児童養護施設からの巣立ちを支援 世田谷区、都内で初 - 東京新聞(2016年2月18日)

http://www.tokyo-np.co.jp/article/national/list/201602/CK2016021802000255.html
http://megalodon.jp/2016-0219-0906-12/www.tokyo-np.co.jp/article/national/list/201602/CK2016021802000255.html

◆世田谷区 都内初
児童養護施設を十八歳で退所したり、里親の元を巣立ったりして大学などに進学する若者に向け、東京都世田谷区は新年度、区営住宅を月額一万円で貸し出す取り組みを始める。また、返済の必要のない給付型の奨学金制度も創設する。親の虐待などで親元を離れ、経済的な支援が受けられない若者には、高額な学費や生活費の負担が進学の妨げになっているためだ。 (小形佳奈、川上義則)

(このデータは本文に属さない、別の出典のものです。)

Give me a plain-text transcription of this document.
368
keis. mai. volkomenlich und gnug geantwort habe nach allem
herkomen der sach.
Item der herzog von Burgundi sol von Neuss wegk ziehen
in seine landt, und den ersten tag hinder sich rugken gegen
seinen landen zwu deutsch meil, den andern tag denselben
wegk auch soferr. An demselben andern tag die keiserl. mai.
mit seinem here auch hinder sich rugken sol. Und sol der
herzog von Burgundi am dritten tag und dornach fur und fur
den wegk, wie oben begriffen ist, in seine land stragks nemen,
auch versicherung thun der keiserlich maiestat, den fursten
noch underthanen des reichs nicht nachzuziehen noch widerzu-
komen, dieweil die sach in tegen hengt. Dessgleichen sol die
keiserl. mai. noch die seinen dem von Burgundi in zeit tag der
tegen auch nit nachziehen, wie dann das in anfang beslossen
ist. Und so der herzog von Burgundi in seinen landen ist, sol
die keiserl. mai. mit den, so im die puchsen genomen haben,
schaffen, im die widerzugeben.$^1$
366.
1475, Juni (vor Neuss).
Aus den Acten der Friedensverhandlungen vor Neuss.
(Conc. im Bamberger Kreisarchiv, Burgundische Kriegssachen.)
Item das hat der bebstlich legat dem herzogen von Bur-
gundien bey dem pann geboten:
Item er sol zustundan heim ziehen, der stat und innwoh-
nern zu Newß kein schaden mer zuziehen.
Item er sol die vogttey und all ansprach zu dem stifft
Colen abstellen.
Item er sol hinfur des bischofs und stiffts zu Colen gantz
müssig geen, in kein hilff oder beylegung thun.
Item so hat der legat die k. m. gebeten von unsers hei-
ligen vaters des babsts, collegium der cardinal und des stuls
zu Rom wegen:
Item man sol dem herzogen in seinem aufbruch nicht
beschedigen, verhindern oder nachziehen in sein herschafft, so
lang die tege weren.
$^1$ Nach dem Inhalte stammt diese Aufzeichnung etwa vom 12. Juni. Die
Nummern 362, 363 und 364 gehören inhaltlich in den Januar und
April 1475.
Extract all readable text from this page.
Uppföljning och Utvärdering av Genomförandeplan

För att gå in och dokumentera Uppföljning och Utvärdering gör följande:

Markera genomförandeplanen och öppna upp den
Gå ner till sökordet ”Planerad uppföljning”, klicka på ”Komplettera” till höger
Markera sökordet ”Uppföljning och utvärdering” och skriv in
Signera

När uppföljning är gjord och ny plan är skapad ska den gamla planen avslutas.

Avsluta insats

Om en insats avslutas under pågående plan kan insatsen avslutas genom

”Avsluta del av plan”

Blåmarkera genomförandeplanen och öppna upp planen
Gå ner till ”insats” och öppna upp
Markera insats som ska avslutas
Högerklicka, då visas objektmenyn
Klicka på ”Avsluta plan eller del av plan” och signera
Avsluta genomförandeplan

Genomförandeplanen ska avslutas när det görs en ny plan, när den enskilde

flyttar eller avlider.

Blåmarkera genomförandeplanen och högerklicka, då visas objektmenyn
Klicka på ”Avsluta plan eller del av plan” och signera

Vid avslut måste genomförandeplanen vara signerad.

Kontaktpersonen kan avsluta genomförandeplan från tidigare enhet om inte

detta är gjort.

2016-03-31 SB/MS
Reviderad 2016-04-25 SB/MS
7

児童養護施設出身者らを対象にした家賃補助は京都市が、給付型奨学金は同市と長野県がそれぞれ導入しているが、いずれも都内の自治体では例はなく、全国的にも珍しい。
世田谷区は今月発表した二〇一六年度予算案に関連費用として二千二百四十七万円を計上。区内二カ所の児童養護施設や三カ所の自立援助ホーム、里親の元で生活してきた若者らを対象にしている。
貸し出すのは民間の賃貸住宅を借り上げた3DKの五室で、一室に若者二〜三人で共同生活してもらう。原則として学生は卒業まで、社会人は二年間支援を受けられる。
給付型の奨学金制度は大学や短大、専門学校に通い、親族などから経済的支援を受けられない学生に在学中、年額三十六万円を上限に給付する。初年度は二十人を予定している。
厚生労働省の調査では、一三年三月に高校を卒業した子どもの大学、短大、専門学校などへの進学率は76・8%だが、児童養護施設出身者は22・6%。世田谷区によると、進学できても、学費や生活費を捻出するために働き過ぎて体調を崩したり、費用を賄いきれずに生活が追い詰められるケースも少なくなく、進学先での中退率は高いという。
無事に卒業しても、一般的な貸与型の奨学金を利用した場合、利子を含めて返済しなくてはならない。世田谷区にある児童養護施設「福音寮」の飯田政人園長は「貸与型奨学金を借りて大学進学を望んだ子どもに、将来の負担の大きさを考え、利用を思いとどまらせたこともある。返済の必要がない世田谷区の給付型奨学金は大変ありがたい」と歓迎する。
日本大文理学部の井上仁教授(児童福祉)は「社会的養護が必要な子どもは格差社会の中でも、最も光が当たらぬ存在。他の自治体でも支援が広がれば」と期待する。
◆短大生・田中さん 余裕のなさ友達関係にも影響
児童養護施設で育ち、四月から世田谷区の住宅支援を受ける予定の短大生、田中麗華さん(20)は、区内で一月末に開かれたシンポジウムで登壇し、「お金のやりくりには、いつも苦労しています」と窮状を明かした。
小学二年の時、父親の暴力に耐えかねた母親が家から去り、姉と二人で家出したところを児童相談所に保護された。その後、児童養護施設に入り、高校を卒業するまで過ごした。
短大では、保育士を目指して勉強中。授業料は月五万七千円の貸与型奨学金を中心に賄っており、卒業時には百三十万円を超える借金を背負う。生活費はスポーツクラブのアルバイトなどで稼ぐ。家賃は月四万円。食費を月二万円に抑えても貯金は難しい。
定年退職した父親や結婚して子どもがいる姉には、経済的な援助は望めない。
「友達と一緒に食事したり、遊びに行ったりできない。経済的な余裕のなさが友達関係にも影響する」と悩みを打ち明け、「短大に行きたくない時期もあった」と振り返る。世田谷区の住宅支援について「家賃が一万円で済むなら、差額を奨学金の返済に充てられる」と喜んでいる。